Même si seule une minorité d’aînés vit dans un cadre institutionnel, cet environnement soulève des questions particulières et complexes qui doivent être examinées consciencieusement lors de l’élaboration d’un cadre général. Comment peut-on faciliter l’autonomie et la participation à la collectivité dans de telles circonstances? Comment peut-on réconcilier les droits des résidents dans ce qui constitue, après tout, leur domicile, avec les droits des employés qui leur fournissent des soins? Comment peut-on concevoir des mécanismes efficaces pour faire valoir les droits des résidents lorsque ces derniers dépendent pour leurs soins des personnes ou des établissements mêmes qui pourraient avoir enfreint leurs droits?

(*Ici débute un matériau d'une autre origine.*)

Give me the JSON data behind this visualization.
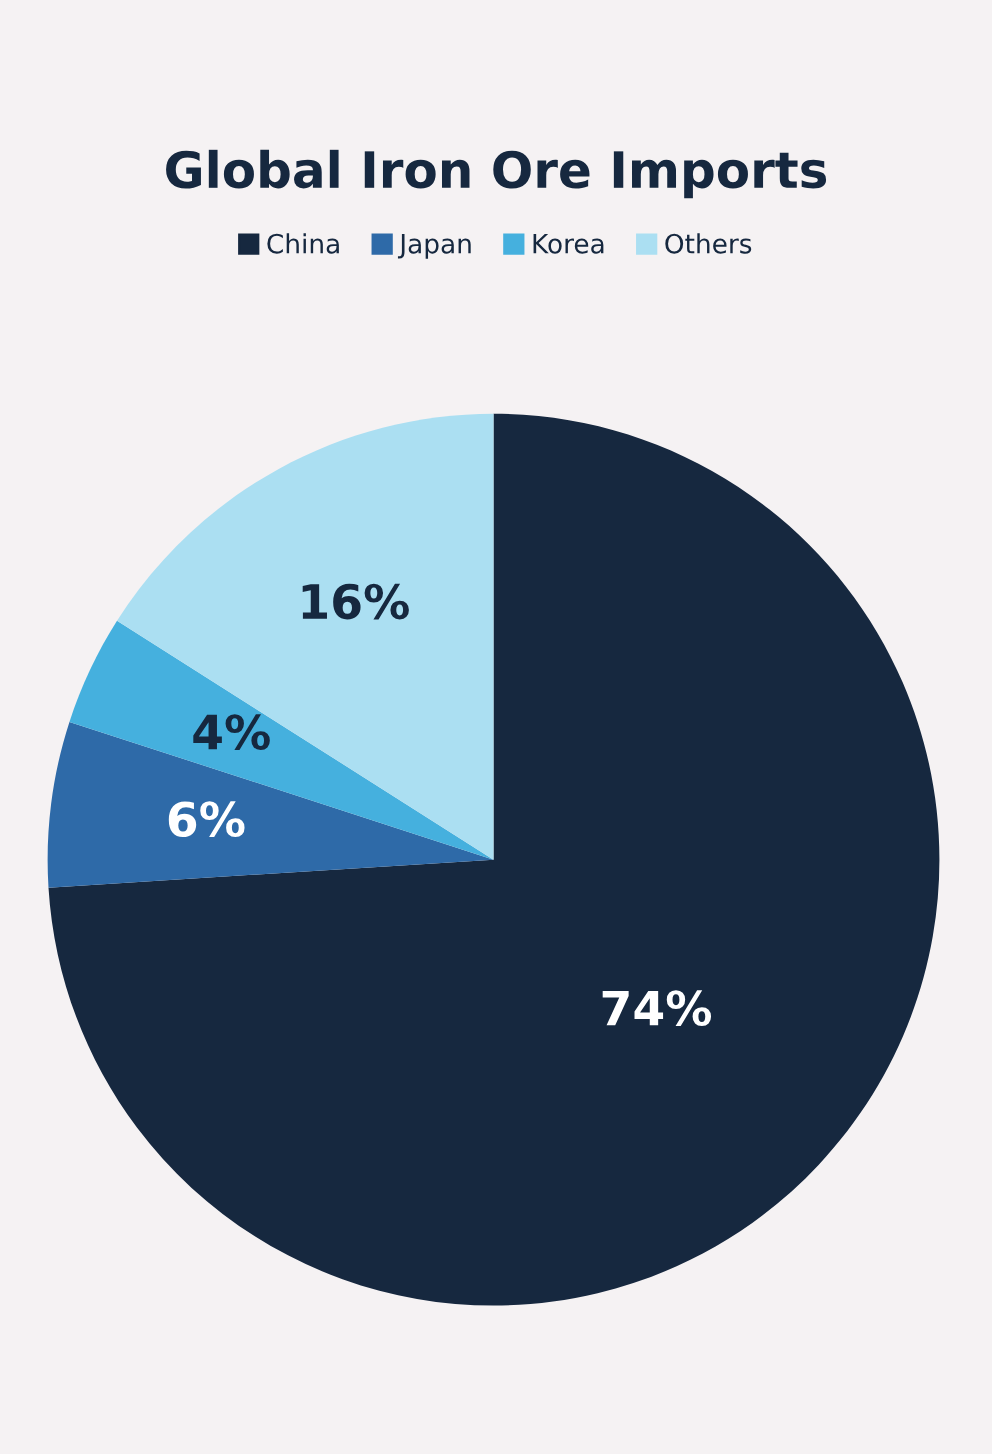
{
  "chart_data": {
    "type": "pie",
    "title": "Global Iron Ore Imports",
    "categories": [
      "China",
      "Japan",
      "Korea",
      "Others"
    ],
    "values": [
      74,
      6,
      4,
      16
    ],
    "colors": [
      "#16283f",
      "#2e6aa8",
      "#45b0de",
      "#abdff2"
    ],
    "value_labels": [
      "74%",
      "6%",
      "4%",
      "16%"
    ],
    "legend": "top"
  }
}
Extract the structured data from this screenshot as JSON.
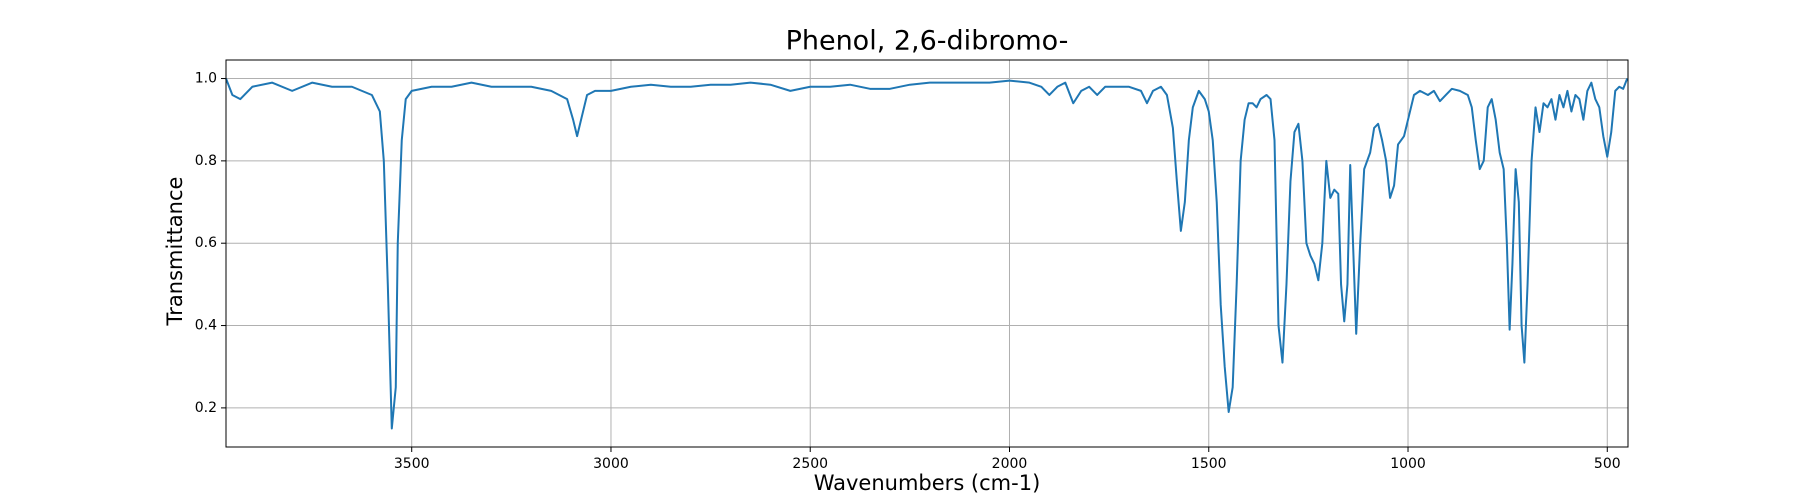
{
  "chart_data": {
    "type": "line",
    "title": "Phenol, 2,6-dibromo-",
    "x_label": "Wavenumbers (cm-1)",
    "y_label": "Transmittance",
    "color": "#1f77b4",
    "grid": true,
    "xlim": [
      3966,
      448
    ],
    "ylim": [
      0.105,
      1.045
    ],
    "xticks": [
      3500,
      3000,
      2500,
      2000,
      1500,
      1000,
      500
    ],
    "yticks": [
      0.2,
      0.4,
      0.6,
      0.8,
      {
        "value": 1,
        "label": "1.0"
      }
    ],
    "x": [
      3966,
      3950,
      3930,
      3900,
      3850,
      3800,
      3750,
      3700,
      3650,
      3600,
      3580,
      3570,
      3560,
      3550,
      3540,
      3535,
      3525,
      3515,
      3500,
      3450,
      3400,
      3350,
      3300,
      3250,
      3200,
      3150,
      3110,
      3095,
      3085,
      3075,
      3060,
      3040,
      3000,
      2950,
      2900,
      2850,
      2800,
      2750,
      2700,
      2650,
      2600,
      2550,
      2500,
      2450,
      2400,
      2350,
      2300,
      2250,
      2200,
      2150,
      2100,
      2050,
      2000,
      1950,
      1920,
      1900,
      1880,
      1860,
      1840,
      1820,
      1800,
      1780,
      1760,
      1700,
      1670,
      1655,
      1640,
      1620,
      1605,
      1590,
      1580,
      1570,
      1560,
      1550,
      1540,
      1525,
      1510,
      1500,
      1490,
      1480,
      1470,
      1460,
      1450,
      1440,
      1430,
      1420,
      1410,
      1400,
      1390,
      1380,
      1370,
      1355,
      1345,
      1335,
      1325,
      1315,
      1305,
      1295,
      1285,
      1275,
      1265,
      1255,
      1245,
      1235,
      1225,
      1215,
      1205,
      1195,
      1185,
      1175,
      1168,
      1160,
      1152,
      1145,
      1138,
      1130,
      1120,
      1110,
      1095,
      1085,
      1075,
      1065,
      1055,
      1045,
      1035,
      1025,
      1010,
      1000,
      985,
      970,
      950,
      935,
      920,
      905,
      890,
      870,
      850,
      840,
      830,
      820,
      810,
      800,
      790,
      780,
      770,
      760,
      752,
      745,
      738,
      730,
      722,
      715,
      708,
      700,
      690,
      680,
      670,
      660,
      650,
      640,
      630,
      620,
      610,
      600,
      590,
      580,
      570,
      560,
      550,
      540,
      530,
      520,
      510,
      500,
      490,
      480,
      470,
      460,
      450
    ],
    "values": [
      1.0,
      0.96,
      0.95,
      0.98,
      0.99,
      0.97,
      0.99,
      0.98,
      0.98,
      0.96,
      0.92,
      0.8,
      0.5,
      0.15,
      0.25,
      0.6,
      0.85,
      0.95,
      0.97,
      0.98,
      0.98,
      0.99,
      0.98,
      0.98,
      0.98,
      0.97,
      0.95,
      0.9,
      0.86,
      0.9,
      0.96,
      0.97,
      0.97,
      0.98,
      0.985,
      0.98,
      0.98,
      0.985,
      0.985,
      0.99,
      0.985,
      0.97,
      0.98,
      0.98,
      0.985,
      0.975,
      0.975,
      0.985,
      0.99,
      0.99,
      0.99,
      0.99,
      0.995,
      0.99,
      0.98,
      0.96,
      0.98,
      0.99,
      0.94,
      0.97,
      0.98,
      0.96,
      0.98,
      0.98,
      0.97,
      0.94,
      0.97,
      0.98,
      0.96,
      0.88,
      0.75,
      0.63,
      0.7,
      0.85,
      0.93,
      0.97,
      0.95,
      0.92,
      0.85,
      0.7,
      0.45,
      0.3,
      0.19,
      0.25,
      0.5,
      0.8,
      0.9,
      0.94,
      0.94,
      0.93,
      0.95,
      0.96,
      0.95,
      0.85,
      0.4,
      0.31,
      0.5,
      0.75,
      0.87,
      0.89,
      0.8,
      0.6,
      0.57,
      0.55,
      0.51,
      0.6,
      0.8,
      0.71,
      0.73,
      0.72,
      0.5,
      0.41,
      0.5,
      0.79,
      0.6,
      0.38,
      0.6,
      0.78,
      0.82,
      0.88,
      0.89,
      0.85,
      0.8,
      0.71,
      0.74,
      0.84,
      0.86,
      0.9,
      0.96,
      0.97,
      0.96,
      0.97,
      0.945,
      0.96,
      0.975,
      0.97,
      0.96,
      0.93,
      0.85,
      0.78,
      0.8,
      0.93,
      0.95,
      0.9,
      0.82,
      0.78,
      0.6,
      0.39,
      0.55,
      0.78,
      0.7,
      0.4,
      0.31,
      0.5,
      0.8,
      0.93,
      0.87,
      0.94,
      0.93,
      0.95,
      0.9,
      0.96,
      0.93,
      0.97,
      0.92,
      0.96,
      0.95,
      0.9,
      0.97,
      0.99,
      0.95,
      0.93,
      0.86,
      0.81,
      0.87,
      0.97,
      0.98,
      0.975,
      1.0
    ]
  }
}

Plusieurs préoccupations ont été soulevées au sujet de la loi ontarienne relative aux « maisons de retraite » et aux établissements de soins prolongés, y compris :

  • La fourniture de soutien et de garanties appropriés pour s’assurer que les aînés puissent vieillir au sein de la collectivité, plutôt qu’en établissement, y compris les mesures de soutien et les exigences en matière d’accessibilité;
  • L’absence de cadre réglementaire global pour le secteur ontarien des « maisons de retraite », qui se développe rapidement;
  • L’application inadéquate des mesures de protection et des garanties existantes dans ce domaine;
    Les politiques du premier lit disponible et les contrats d’admission;
  • La détention et l’usage de moyens de contention;
  • La vulnérabilité par rapport à la maltraitance et aux soins inadéquats;
  • L’absence de vie privée, la perte de dignité, d’autonomie ou du respect de ses relations.

La CDO lance une invitation à présenter des documents sur ces sujets ou sur d’autres sujets pertinents qui exploreraient comment les principes de l’indépendance, de la participation, de la sécurité, de la dignité et du respect de la diversité peuvent être efficacement favorisés dans de telles circonstances.